Amsterdam historian Robert von Hasseln has been paying a lot of attention to the city’s past since he took the historian job in 2009.
He’ll be focusing on the city’s future a bit more following his appointment this week as the city’s new director of community and economic development.
A retired lieutenant colonel who has served as a military historian at the state Division of Military and Naval Affairs and director of the state Military Museum and Veterans Research Center, von Hasseln, 58, has already sparked new interest in the historic city in three years as its historian.
Mayor Ann Thane said he has demonstrated his ability to bring people together and spark interest in Amsterdam.
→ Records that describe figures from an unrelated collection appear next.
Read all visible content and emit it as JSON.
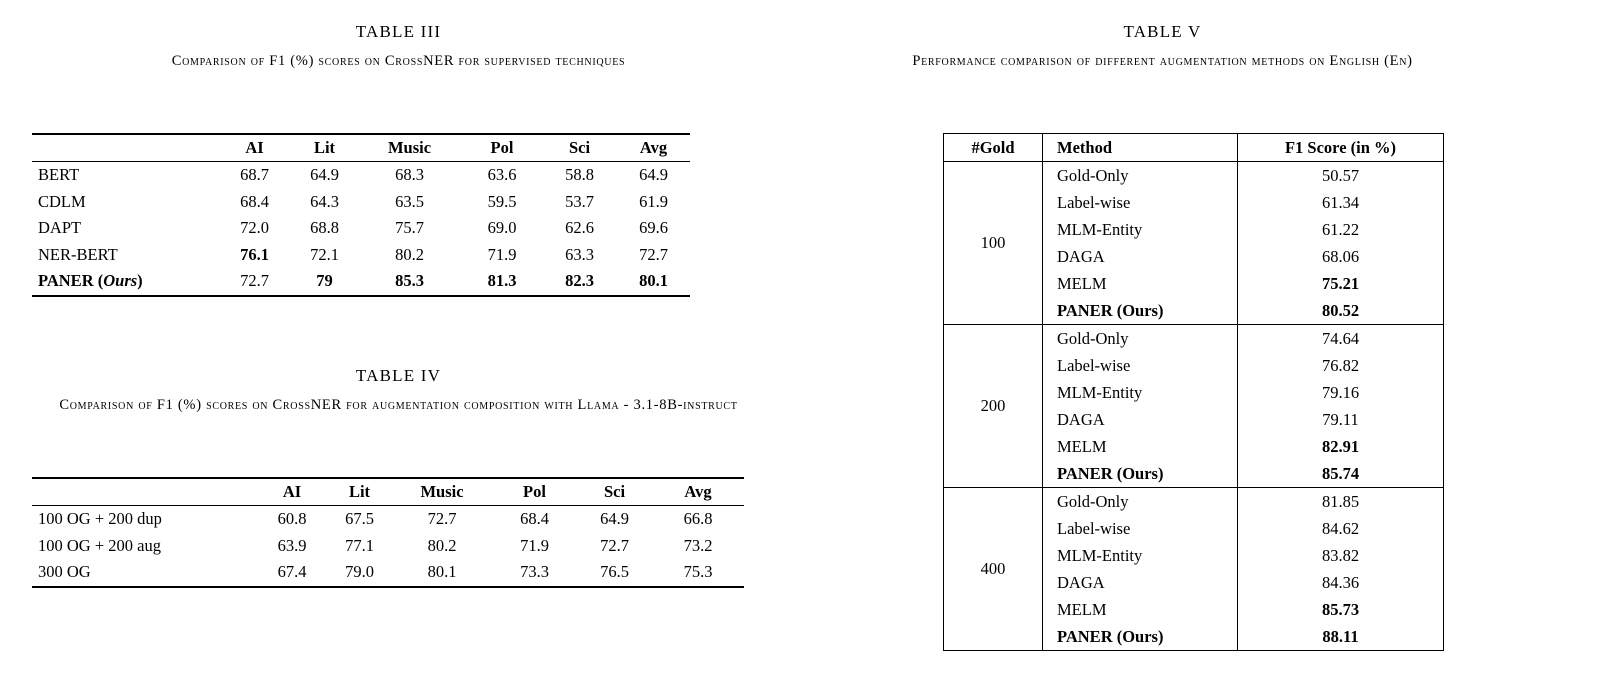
{
  "page": {
    "background": "#ffffff",
    "text_color": "#000000",
    "rule_color": "#000000"
  },
  "table3": {
    "title": "TABLE III",
    "caption": "Comparison of F1 (%) scores on CrossNER for supervised techniques",
    "row_header": "",
    "columns": [
      "AI",
      "Lit",
      "Music",
      "Pol",
      "Sci",
      "Avg"
    ],
    "rows": [
      {
        "label": "BERT",
        "label_bold": false,
        "ours_italic": false,
        "values": [
          "68.7",
          "64.9",
          "68.3",
          "63.6",
          "58.8",
          "64.9"
        ],
        "bold": [
          false,
          false,
          false,
          false,
          false,
          false
        ]
      },
      {
        "label": "CDLM",
        "label_bold": false,
        "ours_italic": false,
        "values": [
          "68.4",
          "64.3",
          "63.5",
          "59.5",
          "53.7",
          "61.9"
        ],
        "bold": [
          false,
          false,
          false,
          false,
          false,
          false
        ]
      },
      {
        "label": "DAPT",
        "label_bold": false,
        "ours_italic": false,
        "values": [
          "72.0",
          "68.8",
          "75.7",
          "69.0",
          "62.6",
          "69.6"
        ],
        "bold": [
          false,
          false,
          false,
          false,
          false,
          false
        ]
      },
      {
        "label": "NER-BERT",
        "label_bold": false,
        "ours_italic": false,
        "values": [
          "76.1",
          "72.1",
          "80.2",
          "71.9",
          "63.3",
          "72.7"
        ],
        "bold": [
          true,
          false,
          false,
          false,
          false,
          false
        ]
      },
      {
        "label": "PANER (Ours)",
        "label_bold": true,
        "ours_italic": true,
        "values": [
          "72.7",
          "79",
          "85.3",
          "81.3",
          "82.3",
          "80.1"
        ],
        "bold": [
          false,
          true,
          true,
          true,
          true,
          true
        ]
      }
    ]
  },
  "table4": {
    "title": "TABLE IV",
    "caption": "Comparison of F1 (%) scores on CrossNER for augmentation composition with Llama - 3.1-8B-instruct",
    "row_header": "",
    "columns": [
      "AI",
      "Lit",
      "Music",
      "Pol",
      "Sci",
      "Avg"
    ],
    "rows": [
      {
        "label": "100 OG + 200 dup",
        "label_bold": false,
        "ours_italic": false,
        "values": [
          "60.8",
          "67.5",
          "72.7",
          "68.4",
          "64.9",
          "66.8"
        ],
        "bold": [
          false,
          false,
          false,
          false,
          false,
          false
        ]
      },
      {
        "label": "100 OG + 200 aug",
        "label_bold": false,
        "ours_italic": false,
        "values": [
          "63.9",
          "77.1",
          "80.2",
          "71.9",
          "72.7",
          "73.2"
        ],
        "bold": [
          false,
          false,
          false,
          false,
          false,
          false
        ]
      },
      {
        "label": "300 OG",
        "label_bold": false,
        "ours_italic": false,
        "values": [
          "67.4",
          "79.0",
          "80.1",
          "73.3",
          "76.5",
          "75.3"
        ],
        "bold": [
          false,
          false,
          false,
          false,
          false,
          false
        ]
      }
    ]
  },
  "table5": {
    "title": "TABLE V",
    "caption": "Performance comparison of different augmentation methods on English (En)",
    "columns": [
      "#Gold",
      "Method",
      "F1 Score (in %)"
    ],
    "groups": [
      {
        "gold": "100",
        "rows": [
          {
            "method": "Gold-Only",
            "score": "50.57",
            "bold_method": false,
            "bold_score": false
          },
          {
            "method": "Label-wise",
            "score": "61.34",
            "bold_method": false,
            "bold_score": false
          },
          {
            "method": "MLM-Entity",
            "score": "61.22",
            "bold_method": false,
            "bold_score": false
          },
          {
            "method": "DAGA",
            "score": "68.06",
            "bold_method": false,
            "bold_score": false
          },
          {
            "method": "MELM",
            "score": "75.21",
            "bold_method": false,
            "bold_score": true
          },
          {
            "method": "PANER (Ours)",
            "score": "80.52",
            "bold_method": true,
            "bold_score": true
          }
        ]
      },
      {
        "gold": "200",
        "rows": [
          {
            "method": "Gold-Only",
            "score": "74.64",
            "bold_method": false,
            "bold_score": false
          },
          {
            "method": "Label-wise",
            "score": "76.82",
            "bold_method": false,
            "bold_score": false
          },
          {
            "method": "MLM-Entity",
            "score": "79.16",
            "bold_method": false,
            "bold_score": false
          },
          {
            "method": "DAGA",
            "score": "79.11",
            "bold_method": false,
            "bold_score": false
          },
          {
            "method": "MELM",
            "score": "82.91",
            "bold_method": false,
            "bold_score": true
          },
          {
            "method": "PANER (Ours)",
            "score": "85.74",
            "bold_method": true,
            "bold_score": true
          }
        ]
      },
      {
        "gold": "400",
        "rows": [
          {
            "method": "Gold-Only",
            "score": "81.85",
            "bold_method": false,
            "bold_score": false
          },
          {
            "method": "Label-wise",
            "score": "84.62",
            "bold_method": false,
            "bold_score": false
          },
          {
            "method": "MLM-Entity",
            "score": "83.82",
            "bold_method": false,
            "bold_score": false
          },
          {
            "method": "DAGA",
            "score": "84.36",
            "bold_method": false,
            "bold_score": false
          },
          {
            "method": "MELM",
            "score": "85.73",
            "bold_method": false,
            "bold_score": true
          },
          {
            "method": "PANER (Ours)",
            "score": "88.11",
            "bold_method": true,
            "bold_score": true
          }
        ]
      }
    ]
  }
}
She cited work he’s already done including creating the Historic Amsterdam League, a nonprofit dedicated to protecting the city’s heritage that now has a Facebook page in addition to its own website.
In his three years in the historian’s office, von Hasseln coordinated the delivery to Amsterdam of a piece of the World Trade Center that’s planned for a memorial, and he spearheaded the creation of the city’s new Amsterdam Veterans Service Medal, now presented each year to veterans.
Von Hasseln has also drawn hundreds of visitors to the city for tours, one at the city’s Historic architectural sites last year and another this summer that focused on historic aspects of the city’s South Side.
Drumming up interest in Amsterdam, both from its residents and from those outside the city, is one of the primary purposes of the new position, Thane said.
“He’s already doing these things,” she said.
The mayor said von Hasseln’s contacts with state agencies, combined with his ability to write and speak “beautifully,” brought him to the top of the list of candidates for the position.
Among von Hasseln’s prior accomplishments is working to create the New York National Guard’s first-ever tuition waiver, approved by the state in the late 1990s.
Recruitment efforts that followed brought the New York National Guard’s recruitment and retention from last to first place within a year.
Though he’s not officially in the position yet, von Hasseln joined Thane on Thursday to escort a dozen representatives of firms interested in the development potential at the former Chalmers Knitting Mill site on the shore of the Mohawk River.
Von Hasseln — who said he isn’t the type to retire — is formulating an outline on how he’ll approach the community and economic development job with the slogan “all things are possible” in mind.
“I can sell people on Amsterdam,” he said, mentioning that roughly 250 people came by to tour the city’s South Side in June despite driving rainfall that day.
The Long Island native moved into Amsterdam 10 years ago.
He said he became enamored with the city during his military days leading convoys of soldiers from New York City north to Fort Drum.
The city always appeared on a hill on the horizon while driving north, he said, and served as a mid-trip rest stop.
“I saw Amsterdam rise in the distance. It represented an upcoming break,” he said.
Von Hasseln said he’ll have to give up his $5,000 salary as historian — a position he intends to keep — to start earning the $45,000 salary allotted for his new job.
Those who have met von Hasseln already know he’s a walking encyclopedia with a breadth of historical knowledge, but he hasn’t always been a historian.
He served about five years as an investigator for Pinkerton Security in New York City and, after starting as a bookseller, rose to manage a Barnes & Noble bookstore within two years.
He said he intends to bring some more optimism to the city.
“You have to start with a positive attitude,” von Hasseln said.